Throughout the conflict, the signs became increasingly depressing. The mission statement quickly expanded from protecting civilians to something akin to regime change, even if that couldn't be said out loud. There was a distinct sense that Nato forces could get bogged down in another long and murky war with allies we knew little about. Worse, other Middle East dictators had taken the precise opposite message that the UK had wanted to communicate. Instead of being frightened of attacking their own people, leaders like Bashar al-Assad of Syria, could act freely, safe in the knowledge the west could not intervene while it was occupied in Libya. Reports of the rebel forces showed them to be an amateurish military force seemingly incapable of conducting a professional military campaign.

Even with those worries seemingly conquered, the Libyan mission does not bear comparison with the Falklands. It did not involve an attack on British interests and it did not involve boots on the ground, relying instead on air power. The closest comparison is with Kosovo in 1999.

The difference is that Cameron's Kosovo moment comes in the aftermath of Iraq, which made the concept of liberal intervention so unfashionable that many considered it dead altogether. His handling of the conflict, based literally on reversing all the presentational, operational, moral and political mistakes of Iraq, has revived an acceptance of, if not an appetite for, British military intervention overseas.

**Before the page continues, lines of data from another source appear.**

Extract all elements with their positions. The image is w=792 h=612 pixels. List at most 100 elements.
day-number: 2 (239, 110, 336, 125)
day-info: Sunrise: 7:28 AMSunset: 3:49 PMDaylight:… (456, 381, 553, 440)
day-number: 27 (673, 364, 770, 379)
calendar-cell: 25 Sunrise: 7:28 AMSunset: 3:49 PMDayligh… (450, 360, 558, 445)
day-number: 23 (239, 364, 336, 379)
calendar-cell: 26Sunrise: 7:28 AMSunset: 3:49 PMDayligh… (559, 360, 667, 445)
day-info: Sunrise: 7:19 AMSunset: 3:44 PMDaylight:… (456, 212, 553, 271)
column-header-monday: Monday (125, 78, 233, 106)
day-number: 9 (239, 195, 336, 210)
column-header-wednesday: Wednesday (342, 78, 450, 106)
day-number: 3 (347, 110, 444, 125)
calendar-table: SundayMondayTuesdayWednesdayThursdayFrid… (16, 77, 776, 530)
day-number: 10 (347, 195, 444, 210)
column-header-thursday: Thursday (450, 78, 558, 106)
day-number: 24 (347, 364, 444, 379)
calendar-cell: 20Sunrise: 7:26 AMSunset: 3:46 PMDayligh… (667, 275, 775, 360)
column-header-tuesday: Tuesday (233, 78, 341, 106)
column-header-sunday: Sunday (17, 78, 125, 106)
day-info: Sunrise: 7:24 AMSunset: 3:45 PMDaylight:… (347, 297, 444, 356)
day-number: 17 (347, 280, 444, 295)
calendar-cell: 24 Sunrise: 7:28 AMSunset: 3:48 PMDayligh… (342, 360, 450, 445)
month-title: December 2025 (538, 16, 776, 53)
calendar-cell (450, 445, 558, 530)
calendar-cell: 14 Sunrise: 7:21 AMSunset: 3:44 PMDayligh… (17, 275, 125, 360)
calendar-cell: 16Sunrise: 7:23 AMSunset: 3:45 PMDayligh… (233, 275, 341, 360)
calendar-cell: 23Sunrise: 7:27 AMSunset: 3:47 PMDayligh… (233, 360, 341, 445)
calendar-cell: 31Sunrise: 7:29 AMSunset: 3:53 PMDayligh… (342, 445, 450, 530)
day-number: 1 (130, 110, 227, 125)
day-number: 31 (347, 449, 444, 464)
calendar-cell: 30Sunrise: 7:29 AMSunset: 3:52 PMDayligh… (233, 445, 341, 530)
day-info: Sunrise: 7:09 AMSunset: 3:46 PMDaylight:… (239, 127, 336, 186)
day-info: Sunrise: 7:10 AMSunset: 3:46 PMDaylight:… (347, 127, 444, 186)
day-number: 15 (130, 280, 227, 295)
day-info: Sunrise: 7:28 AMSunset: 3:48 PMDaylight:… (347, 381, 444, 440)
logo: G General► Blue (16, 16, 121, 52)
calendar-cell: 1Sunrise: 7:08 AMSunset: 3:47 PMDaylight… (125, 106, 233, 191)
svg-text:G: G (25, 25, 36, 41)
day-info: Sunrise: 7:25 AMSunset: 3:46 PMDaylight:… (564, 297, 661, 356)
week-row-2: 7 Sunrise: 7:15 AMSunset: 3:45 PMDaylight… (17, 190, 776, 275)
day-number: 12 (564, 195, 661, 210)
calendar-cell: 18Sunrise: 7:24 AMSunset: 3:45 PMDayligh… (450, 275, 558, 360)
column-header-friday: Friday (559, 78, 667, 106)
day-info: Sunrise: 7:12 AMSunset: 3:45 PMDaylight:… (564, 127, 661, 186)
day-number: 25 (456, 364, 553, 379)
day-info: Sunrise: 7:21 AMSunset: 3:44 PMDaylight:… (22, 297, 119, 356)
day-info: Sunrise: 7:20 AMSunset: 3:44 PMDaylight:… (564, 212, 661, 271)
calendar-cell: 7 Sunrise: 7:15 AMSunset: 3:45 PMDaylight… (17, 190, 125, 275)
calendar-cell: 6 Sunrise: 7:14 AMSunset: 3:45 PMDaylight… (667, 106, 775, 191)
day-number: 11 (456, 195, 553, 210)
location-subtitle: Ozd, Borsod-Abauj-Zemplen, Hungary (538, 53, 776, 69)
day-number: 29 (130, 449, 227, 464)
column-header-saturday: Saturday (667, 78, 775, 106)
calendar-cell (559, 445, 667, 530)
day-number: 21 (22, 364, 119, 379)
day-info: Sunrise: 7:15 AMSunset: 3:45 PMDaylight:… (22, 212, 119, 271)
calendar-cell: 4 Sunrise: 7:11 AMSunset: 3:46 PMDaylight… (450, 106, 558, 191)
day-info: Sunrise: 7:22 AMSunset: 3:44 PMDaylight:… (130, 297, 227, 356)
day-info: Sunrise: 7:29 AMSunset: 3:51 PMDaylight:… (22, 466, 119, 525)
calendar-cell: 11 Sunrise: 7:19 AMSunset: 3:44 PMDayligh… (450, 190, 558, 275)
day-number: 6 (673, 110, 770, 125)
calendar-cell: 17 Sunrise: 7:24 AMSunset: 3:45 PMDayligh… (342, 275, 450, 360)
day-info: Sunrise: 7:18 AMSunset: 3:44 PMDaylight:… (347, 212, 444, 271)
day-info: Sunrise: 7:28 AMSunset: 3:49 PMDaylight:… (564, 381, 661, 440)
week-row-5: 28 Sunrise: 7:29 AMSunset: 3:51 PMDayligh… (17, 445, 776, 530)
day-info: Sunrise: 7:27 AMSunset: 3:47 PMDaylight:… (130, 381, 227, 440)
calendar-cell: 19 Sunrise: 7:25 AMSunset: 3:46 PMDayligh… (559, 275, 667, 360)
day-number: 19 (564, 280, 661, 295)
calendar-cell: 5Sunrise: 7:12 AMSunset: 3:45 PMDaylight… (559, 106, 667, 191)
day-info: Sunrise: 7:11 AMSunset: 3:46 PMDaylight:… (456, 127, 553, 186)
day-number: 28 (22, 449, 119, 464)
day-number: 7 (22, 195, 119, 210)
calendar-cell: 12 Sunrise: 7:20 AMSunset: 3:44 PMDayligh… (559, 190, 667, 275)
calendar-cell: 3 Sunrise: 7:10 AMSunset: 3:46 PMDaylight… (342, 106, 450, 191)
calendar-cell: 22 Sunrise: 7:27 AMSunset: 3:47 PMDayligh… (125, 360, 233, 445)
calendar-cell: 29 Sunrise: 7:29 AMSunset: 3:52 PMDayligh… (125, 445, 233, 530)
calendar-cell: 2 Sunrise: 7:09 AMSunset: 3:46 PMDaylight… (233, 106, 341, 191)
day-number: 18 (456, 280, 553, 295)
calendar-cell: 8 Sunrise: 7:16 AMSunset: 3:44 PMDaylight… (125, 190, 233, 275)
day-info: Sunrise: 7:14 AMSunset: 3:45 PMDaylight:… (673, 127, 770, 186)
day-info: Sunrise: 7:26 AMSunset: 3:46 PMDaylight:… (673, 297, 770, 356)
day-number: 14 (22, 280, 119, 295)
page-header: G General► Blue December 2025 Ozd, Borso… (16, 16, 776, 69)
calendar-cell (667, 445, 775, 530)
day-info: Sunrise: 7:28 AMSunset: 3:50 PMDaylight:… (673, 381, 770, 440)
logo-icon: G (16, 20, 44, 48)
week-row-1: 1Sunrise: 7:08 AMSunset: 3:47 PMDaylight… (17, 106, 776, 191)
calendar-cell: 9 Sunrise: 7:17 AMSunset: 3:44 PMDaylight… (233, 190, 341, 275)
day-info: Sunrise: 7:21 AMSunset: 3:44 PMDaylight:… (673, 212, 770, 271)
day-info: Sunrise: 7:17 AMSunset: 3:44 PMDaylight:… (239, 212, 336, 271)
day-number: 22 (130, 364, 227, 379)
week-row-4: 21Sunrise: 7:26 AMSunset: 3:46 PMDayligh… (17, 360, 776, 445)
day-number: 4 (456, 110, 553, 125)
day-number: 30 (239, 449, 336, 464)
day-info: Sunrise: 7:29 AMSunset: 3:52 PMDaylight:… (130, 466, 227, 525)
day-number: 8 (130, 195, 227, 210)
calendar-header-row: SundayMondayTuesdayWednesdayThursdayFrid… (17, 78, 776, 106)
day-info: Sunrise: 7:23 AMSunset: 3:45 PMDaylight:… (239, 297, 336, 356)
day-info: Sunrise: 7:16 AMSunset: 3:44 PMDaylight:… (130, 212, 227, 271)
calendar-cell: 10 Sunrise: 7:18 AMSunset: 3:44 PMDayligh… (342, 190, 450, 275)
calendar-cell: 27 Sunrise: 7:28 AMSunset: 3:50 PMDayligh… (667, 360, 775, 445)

The victory is also particularly relevant for Cameron, whose foreign policy credentials were arguably his weakest policy area. From his comments about Pakistan to an Indian audience to an ill-advised visit to Egypt with arms dealers in tow following the overthrow of Hosni Mubarak, Cameron seemed clumsy and childish when it came to foreign affairs. But his leadership at the UN stage, his deft handling during the campaign and the luck of what seems to be a victorious outcome have handed him a major victory. It may not be Falklands, but it's certainly the high point of the coalition's foreign policy agenda to date.